What I found was a bit startling. According to the 2007 U.S. Census, Cincinnati—the city I have lived in all my life—has a poverty rate of 23.5 percent, which is almost double the statewide and national average of 12 percent. That means that if you lived in Cincinnati, it’s twice as likely you would live in poverty than if you lived an hour away in, say, Lexington, Ky., or Dayton, Ohio. It also means there’s a one in four chance you would be living below the poverty line if you lived within our city limits.
The website described Cincinnati’s poverty challenge in a clear-cut visual form by putting a picture of our football stadium filled with people on the home page and a large caption that read “71,000 people in our city live in poverty.
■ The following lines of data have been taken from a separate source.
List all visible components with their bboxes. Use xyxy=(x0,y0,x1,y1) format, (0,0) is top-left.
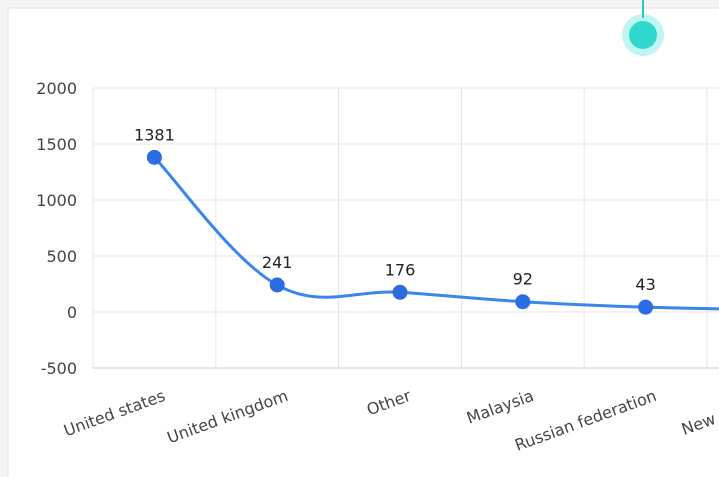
data-point xyxy=(638,299,654,315)
data-label: 241 xyxy=(262,253,293,272)
y-tick-label: 1500 xyxy=(36,135,77,154)
data-label: 1381 xyxy=(134,125,175,144)
y-tick-label: 1000 xyxy=(36,191,77,210)
data-point xyxy=(146,149,162,165)
y-tick-label: 2000 xyxy=(36,79,77,98)
data-point xyxy=(515,294,531,310)
y-tick-label: 500 xyxy=(46,247,77,266)
data-point xyxy=(392,284,408,300)
series-line xyxy=(153,156,719,311)
indicator-dot xyxy=(629,21,657,49)
data-label: 92 xyxy=(513,270,533,289)
y-tick-label: 0 xyxy=(67,303,77,322)
data-label: 176 xyxy=(385,260,416,279)
data-point xyxy=(269,277,285,293)
y-tick-label: -500 xyxy=(41,359,77,378)
data-label: 43 xyxy=(635,275,655,294)
card xyxy=(7,7,719,477)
That’s more than the capacity of Paul Brown Stadium.” I’ve been in that stadium and it is enormous. To think that there are more people living in poverty within a 15-minute drive in any direction from my house than could fit in that building was a jarring visual.
There was another page in the sidebar of this organization’s site as well: “the 10 poorest neighborhoods.” I opened the page and started reading down the list. I knew about a few of the neighborhoods. They were the well-known places that most people tried to avoid for their own safety. As I continued to read, many of the places sounded vaguely familiar. Fay Apartments … North Fairmount … South Cumminsville …” Those three were all connected on the map forming a large, continuous band on the west side of Cincinnati. Right then it dawned on me: I was born in North Fairmount and lived there for the first five years of my life. I also remembered that my father lived in Fay Apartments and had actually met my mother in that neighborhood. I sat there stunned, realizing that I was born into a family rooted in one of the poorest neighborhoods of my city.
North Fairmount is also where my father taught himself how to repair and paint wrecked cars when I was only 2 years old. There was a small garage behind our home in North Fairmount that only held a couple cars at a time and a tree next to it that my father would chain cars to and do structural pulls with a “come along.” Teaching himself auto body repair from a book is what led our family out of poverty and into the four shops our family owns today. He started by fixing a handful of cars each month but now our shops combined routinely do hundreds of repairs per month.
This industry provided him and our whole family an opportunity in which to prosper.
Last week my shop promoted two young men who have apprenticed under more experienced technicians for
months—and in one of their cases, for several years. And as we promoted them into their new roles with all of the financial opportunity that creates for them and their families, I kept thinking of my dad. He didn’t need a hand out. What he needed was a hand up, an opportunity to better himself and provide for his family.
Providing jobs, training technicians and taking care of our teams are ways of paying forward what most of us have already received: opportunity.